Key Takeaways
- Apple shares surged over 3% after its new iPhone launch, hitting a seven-month high.
- Global bond markets experienced a significant sell-off, impacting rate-sensitive financial sectors.
- President Trump announced progress on a TikTok deal, but policy analysts expressed skepticism on specifics.
- Gold, silver, and uranium markets rallied, with the GDX Gold Miner Index reaching an all-time high.
- Novo Nordisk showed strong GLP-1 drug data, while Eli Lilly's oral drug also demonstrated positive results.
- An expert warned of a bearish outlook for the U.S. EV market, citing consumer credit and infrastructure issues.
Deep Dive
- Apple shares gained over 3% after its latest iPhone launch, reaching a seven-month high.
- JP Morgan raised its price target by nearly 10%, citing strong demand and positive multi-year growth outlook.
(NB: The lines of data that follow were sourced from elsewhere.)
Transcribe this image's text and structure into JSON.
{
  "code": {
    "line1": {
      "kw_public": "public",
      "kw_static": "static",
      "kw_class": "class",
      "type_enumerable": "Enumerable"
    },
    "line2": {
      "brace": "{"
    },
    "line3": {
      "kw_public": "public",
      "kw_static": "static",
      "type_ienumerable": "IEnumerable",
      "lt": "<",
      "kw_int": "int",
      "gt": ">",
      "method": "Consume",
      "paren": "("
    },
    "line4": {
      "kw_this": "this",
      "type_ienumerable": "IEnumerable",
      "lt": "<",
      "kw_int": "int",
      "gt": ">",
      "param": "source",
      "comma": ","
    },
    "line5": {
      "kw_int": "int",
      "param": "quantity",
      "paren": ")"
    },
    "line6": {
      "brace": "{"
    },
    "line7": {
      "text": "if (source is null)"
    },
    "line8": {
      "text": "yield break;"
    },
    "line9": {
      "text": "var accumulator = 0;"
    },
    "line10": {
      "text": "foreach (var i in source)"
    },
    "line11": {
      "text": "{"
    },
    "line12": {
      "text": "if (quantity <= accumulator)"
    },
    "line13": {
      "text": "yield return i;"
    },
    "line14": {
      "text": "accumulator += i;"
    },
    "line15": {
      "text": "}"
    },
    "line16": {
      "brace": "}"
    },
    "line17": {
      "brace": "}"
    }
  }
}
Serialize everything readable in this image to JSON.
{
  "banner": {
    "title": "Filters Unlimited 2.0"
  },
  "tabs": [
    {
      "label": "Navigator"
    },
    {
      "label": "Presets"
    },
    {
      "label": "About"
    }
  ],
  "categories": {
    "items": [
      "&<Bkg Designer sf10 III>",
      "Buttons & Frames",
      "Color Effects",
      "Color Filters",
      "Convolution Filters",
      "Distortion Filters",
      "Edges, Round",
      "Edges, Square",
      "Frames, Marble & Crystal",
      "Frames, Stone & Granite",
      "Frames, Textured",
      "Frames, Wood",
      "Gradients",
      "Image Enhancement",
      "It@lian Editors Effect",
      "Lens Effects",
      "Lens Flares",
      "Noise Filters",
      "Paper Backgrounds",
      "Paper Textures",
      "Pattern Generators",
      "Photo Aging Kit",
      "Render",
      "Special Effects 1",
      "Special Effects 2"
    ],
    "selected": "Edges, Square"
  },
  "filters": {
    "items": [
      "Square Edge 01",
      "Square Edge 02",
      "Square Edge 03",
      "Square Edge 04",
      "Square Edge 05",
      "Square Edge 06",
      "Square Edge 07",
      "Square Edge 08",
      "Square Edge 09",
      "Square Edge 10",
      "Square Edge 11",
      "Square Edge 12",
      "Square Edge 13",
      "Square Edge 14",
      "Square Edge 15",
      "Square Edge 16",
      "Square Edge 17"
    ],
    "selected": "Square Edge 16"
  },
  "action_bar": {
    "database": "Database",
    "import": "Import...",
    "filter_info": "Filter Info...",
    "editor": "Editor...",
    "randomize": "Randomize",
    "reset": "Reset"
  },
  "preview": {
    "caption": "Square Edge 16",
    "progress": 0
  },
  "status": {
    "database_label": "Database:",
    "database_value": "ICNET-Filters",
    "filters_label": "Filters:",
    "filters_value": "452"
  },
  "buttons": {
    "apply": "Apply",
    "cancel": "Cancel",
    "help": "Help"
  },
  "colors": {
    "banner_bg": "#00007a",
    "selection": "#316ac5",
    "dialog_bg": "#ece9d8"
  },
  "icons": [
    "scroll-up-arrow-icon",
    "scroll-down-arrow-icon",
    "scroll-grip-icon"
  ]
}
- CNBC reported significant lines and high demand for the new iPhones, particularly the more expensive Pro models, in Manhattan.
- Analysts suggest this iPhone cycle could serve as a bridge to future innovations like foldable phones and AI integration.
- Oracle surged, being rewarded for potential AI offerings, possibly spurred by Google's antitrust issues.
- The company's valuation has transitioned from a value stock to a growth stock valuation.
- Analysts questioned the profitability of Oracle's new deals amidst its recent performance.
- Global bonds are selling off with rising yields in the U.S., U.K., Germany, and Japan following the Fed's rate cut.
- This sell-off is impacting rate-sensitive sectors like banks and homebuilders.
- European banks, tracked by the EU FN ETF, are up 46% year-to-date, significantly outperforming the XLF's 12% gains.
- President Trump indicated approval for a TikTok deal to transfer to U.S. investors, with plans for U.S. control over the algorithm.
- Senior policy analyst DeWardrick McNeil expressed skepticism, noting U.S. law requires complete divestiture, including the algorithm.
- McNeil suggested China's motivation is primarily for optics and demonstrating leverage in protecting its companies under its own laws.
- The host expressed concern over a delayed $400 million U.S. weapons package for Taiwan and China's subsequent actions.
- China recently directed companies to avoid purchasing NVIDIA chips, raising questions about U.S.-China trade relations.
- A panelist suggested China's chip purchase restrictions, while expected due to strategic AI interests, may not significantly impact major U.S. chipmakers like NVIDIA and Broadcom.
- Gold, silver, and uranium showed strong performance; the GDX Gold Miner Index reached an all-time high.
- The Uranium ETF (URA) saw an 8% jump, attributed to a potential squeeze and holding significant positions in Cameco and Oclo.
- Analysts upgraded gold price targets, with China's increased FX reserves including gold noted as a trend.
- Novo Nordisk had its best week since February after reporting significant weight loss with a higher dose of its obesity pill.
- Eli Lilly's stock remained nearly flat despite positive data on its oral drug, which outperformed lower doses of Novo's pill in a head-to-head trial.
- Dr. Kavita Patel noted a shift in investor sentiment towards Novo Nordisk, emphasizing its focus beyond obesity to cardiometabolic disease.
- Mike suggested a bullish reversal for Novo Nordisk stock if it breaks above $64-$65, particularly if it enters new markets like sleep apnea.
- Lox Ganapathy of Unicus Research warned the U.S. is not ready for an EV boom, citing past short successes in the EV space.
- Concerns were raised about ChargePoint and the failure of companies like Fisker and Faraday Future to scale cost-effectively.
- Consumer frustration with EV charging and a deterioration in consumer credit were highlighted, with 60% of consumers living paycheck to paycheck.
- Auto loan originations have increased, with a recent spike in delinquencies and charge-offs in asset-backed securities.